35 Jahre beim kicker: Es begann in Badelatschen
Carlo Wild aus Seligenporten in der Oberpfalz, der in Erlangen Latein und Geschichte studierte, liebt Fußball, schon immer, immer noch und mit aller Skepsis gegenüber einem oft aufgeblähten, sich selbst und seine Bedeutung überschätzenden Betrieb. Aber es ist sein Beruf, der ihm Leidenschaft bedeutet, auch wenn er das wohl zurückhaltender formulieren würde. Wenn Wild, ein sehr herzlicher und charmanter Mann, von seiner Arbeit erzählt, versteht man, warum er sich einen eher schüchternen Menschen nennt, einen, "der sich damals als Neuling gar nicht getraut hätte, die renommierten Kollegen einfach anzusprechen", wie er sagt, "aus lauter Respekt"; er habe "sehr geschwitzt", als er die ersten berühmten Fußballer beruflich traf.
Diese Grundhaltung, den Respekt, hat er sich immer bewahrt, in Wilds Reportagen und Interviews begegnet man einem feinfühligen, scharfsinnigen Beobachter, der kritische Distanz und Empathie auf besondere Weise verbindet. Es sind lehrreiche, unterhaltsame, oft berührende Texte, nachzulesen im Fachmagazin kicker, das gerade seinen hundertsten Geburtstag feiert. Der Chefreporter Karlheinz Wild, den alle nur Carlo nennen, ist seit 35 Jahren dabei, denkt aber immer noch an den Moment, "als mir das Herz in die Hose gerutscht ist", wie er sagt – an jenen Tag, als er seine Bewerbung um ein Volontariat abgab und dabei, in Trainingshosen und Badelatschen, völlig überraschend vor Karl-Heinz Heimann stand, dem legendären Herausgeber und Chefredakteur, einem Monument in der deutschen Medienlandschaft.

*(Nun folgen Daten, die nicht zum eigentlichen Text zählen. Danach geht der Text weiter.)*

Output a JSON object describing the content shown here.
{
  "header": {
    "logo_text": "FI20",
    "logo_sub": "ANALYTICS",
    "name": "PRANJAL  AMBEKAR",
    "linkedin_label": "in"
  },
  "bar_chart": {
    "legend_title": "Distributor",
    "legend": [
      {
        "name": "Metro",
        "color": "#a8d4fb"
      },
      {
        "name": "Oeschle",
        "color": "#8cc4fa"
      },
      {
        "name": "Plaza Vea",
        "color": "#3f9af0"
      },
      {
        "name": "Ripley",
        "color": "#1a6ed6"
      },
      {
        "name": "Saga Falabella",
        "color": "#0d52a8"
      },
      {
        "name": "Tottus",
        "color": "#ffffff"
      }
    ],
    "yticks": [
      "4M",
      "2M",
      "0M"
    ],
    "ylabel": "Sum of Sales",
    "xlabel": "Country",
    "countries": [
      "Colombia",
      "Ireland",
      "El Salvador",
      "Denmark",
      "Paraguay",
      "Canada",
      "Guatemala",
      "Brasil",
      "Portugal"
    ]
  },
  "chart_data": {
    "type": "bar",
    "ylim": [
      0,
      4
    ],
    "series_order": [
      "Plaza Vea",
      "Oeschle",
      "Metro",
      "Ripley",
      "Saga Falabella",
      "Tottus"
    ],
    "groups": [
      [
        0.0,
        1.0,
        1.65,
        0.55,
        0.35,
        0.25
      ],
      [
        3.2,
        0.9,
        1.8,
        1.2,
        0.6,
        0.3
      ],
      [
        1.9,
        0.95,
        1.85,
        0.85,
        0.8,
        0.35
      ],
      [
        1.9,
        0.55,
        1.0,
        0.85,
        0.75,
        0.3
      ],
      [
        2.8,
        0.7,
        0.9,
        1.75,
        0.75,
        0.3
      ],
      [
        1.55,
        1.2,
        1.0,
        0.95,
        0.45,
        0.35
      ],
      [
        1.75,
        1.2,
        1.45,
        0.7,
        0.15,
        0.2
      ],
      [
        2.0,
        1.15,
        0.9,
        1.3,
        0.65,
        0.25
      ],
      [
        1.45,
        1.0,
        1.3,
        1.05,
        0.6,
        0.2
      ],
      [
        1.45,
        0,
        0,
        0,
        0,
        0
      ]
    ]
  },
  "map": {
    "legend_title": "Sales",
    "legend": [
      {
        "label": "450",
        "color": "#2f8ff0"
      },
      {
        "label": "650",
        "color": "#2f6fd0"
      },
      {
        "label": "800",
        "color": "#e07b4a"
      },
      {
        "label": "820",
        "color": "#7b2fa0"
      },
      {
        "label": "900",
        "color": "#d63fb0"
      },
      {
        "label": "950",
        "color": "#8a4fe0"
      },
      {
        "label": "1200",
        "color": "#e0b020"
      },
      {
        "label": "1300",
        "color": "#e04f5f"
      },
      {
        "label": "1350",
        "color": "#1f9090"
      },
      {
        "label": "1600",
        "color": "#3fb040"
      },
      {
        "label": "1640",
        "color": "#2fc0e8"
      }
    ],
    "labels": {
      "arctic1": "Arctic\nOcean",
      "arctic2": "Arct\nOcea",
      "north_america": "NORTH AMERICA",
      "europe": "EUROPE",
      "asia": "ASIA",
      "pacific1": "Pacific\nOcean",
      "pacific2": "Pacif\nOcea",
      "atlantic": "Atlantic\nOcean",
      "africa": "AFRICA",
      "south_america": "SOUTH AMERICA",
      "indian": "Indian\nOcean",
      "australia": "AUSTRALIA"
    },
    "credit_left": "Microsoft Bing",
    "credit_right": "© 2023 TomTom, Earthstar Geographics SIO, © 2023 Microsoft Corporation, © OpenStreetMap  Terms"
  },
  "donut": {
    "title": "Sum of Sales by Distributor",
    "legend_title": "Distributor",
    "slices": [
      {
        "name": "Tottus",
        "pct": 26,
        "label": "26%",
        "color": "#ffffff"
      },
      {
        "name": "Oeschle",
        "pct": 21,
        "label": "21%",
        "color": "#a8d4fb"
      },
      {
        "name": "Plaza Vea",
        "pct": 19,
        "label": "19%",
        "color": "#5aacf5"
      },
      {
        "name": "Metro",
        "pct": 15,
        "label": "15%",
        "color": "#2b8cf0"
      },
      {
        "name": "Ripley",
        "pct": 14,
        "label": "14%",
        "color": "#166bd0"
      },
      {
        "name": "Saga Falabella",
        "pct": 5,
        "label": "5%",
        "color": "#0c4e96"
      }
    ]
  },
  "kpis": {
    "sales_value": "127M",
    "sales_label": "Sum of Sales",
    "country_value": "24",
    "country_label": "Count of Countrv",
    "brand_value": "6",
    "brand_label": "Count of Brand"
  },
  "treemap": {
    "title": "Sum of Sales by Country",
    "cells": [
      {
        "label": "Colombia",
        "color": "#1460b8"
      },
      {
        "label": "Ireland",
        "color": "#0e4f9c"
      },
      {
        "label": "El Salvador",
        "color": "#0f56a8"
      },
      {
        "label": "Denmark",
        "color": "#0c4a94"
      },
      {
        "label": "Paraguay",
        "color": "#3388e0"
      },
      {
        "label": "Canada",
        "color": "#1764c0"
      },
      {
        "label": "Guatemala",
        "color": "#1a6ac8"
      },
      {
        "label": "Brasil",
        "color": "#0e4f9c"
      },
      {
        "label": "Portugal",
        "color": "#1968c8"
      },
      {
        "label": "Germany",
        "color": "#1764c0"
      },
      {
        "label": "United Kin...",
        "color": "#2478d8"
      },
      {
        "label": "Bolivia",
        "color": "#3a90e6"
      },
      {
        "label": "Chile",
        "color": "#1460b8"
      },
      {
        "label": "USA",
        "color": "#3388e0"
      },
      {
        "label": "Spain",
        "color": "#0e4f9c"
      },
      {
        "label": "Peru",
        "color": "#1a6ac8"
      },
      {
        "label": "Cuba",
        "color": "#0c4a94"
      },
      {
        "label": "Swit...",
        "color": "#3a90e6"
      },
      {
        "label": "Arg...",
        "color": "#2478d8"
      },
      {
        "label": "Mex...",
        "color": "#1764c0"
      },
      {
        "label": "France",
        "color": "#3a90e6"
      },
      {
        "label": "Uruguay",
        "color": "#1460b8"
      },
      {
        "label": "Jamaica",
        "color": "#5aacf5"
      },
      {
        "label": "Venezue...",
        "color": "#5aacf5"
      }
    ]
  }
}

Wild hatte eine Reha-Einheit hinter sich, er hatte sich, im Fußballtrikot der Amateure des 1.FC Nürnberg, das Schienbein gebrochen, auf dem Weg zum Altgriechisch-Kurs wollte er lediglich die Bewerbungsunterlagen an der Pforte abgeben. Als er später – im Anzug und mit Krawatte – mit leicht zitternden Knien zum Bewerbungsgespräch antrat, hatte Heimann eine erste Frage: "Herr Wild, wollen Sie heiraten?"
Mit Keinem hat Wild so oft telefoniert wie mit Uli Hoeneß
Das berufliche Ja-Wort hat Wild nie bereut, obwohl später viele um ihn warben, die Sport-Bild, sehr hartnäckig auch die Süddeutsche Zeitung, deren langjähriger Sportchef Ludger Schulze einmal erzählte, Wild sei "der einzige Wunschkandidat" gewesen, den er nie bekam. Der kicker ist ihm eine Heimat geworden, darum, sagt Wild, ist er dankbar, um die vielen Menschen, die er kennenlernen durfte, um die Fußball-Weltreisen, um "Erlebnisse und Erfahrungen, die den Horizont erweitern", um "alles, was ich hier habe, ein schönes Aufgabengebiet, Freiheiten".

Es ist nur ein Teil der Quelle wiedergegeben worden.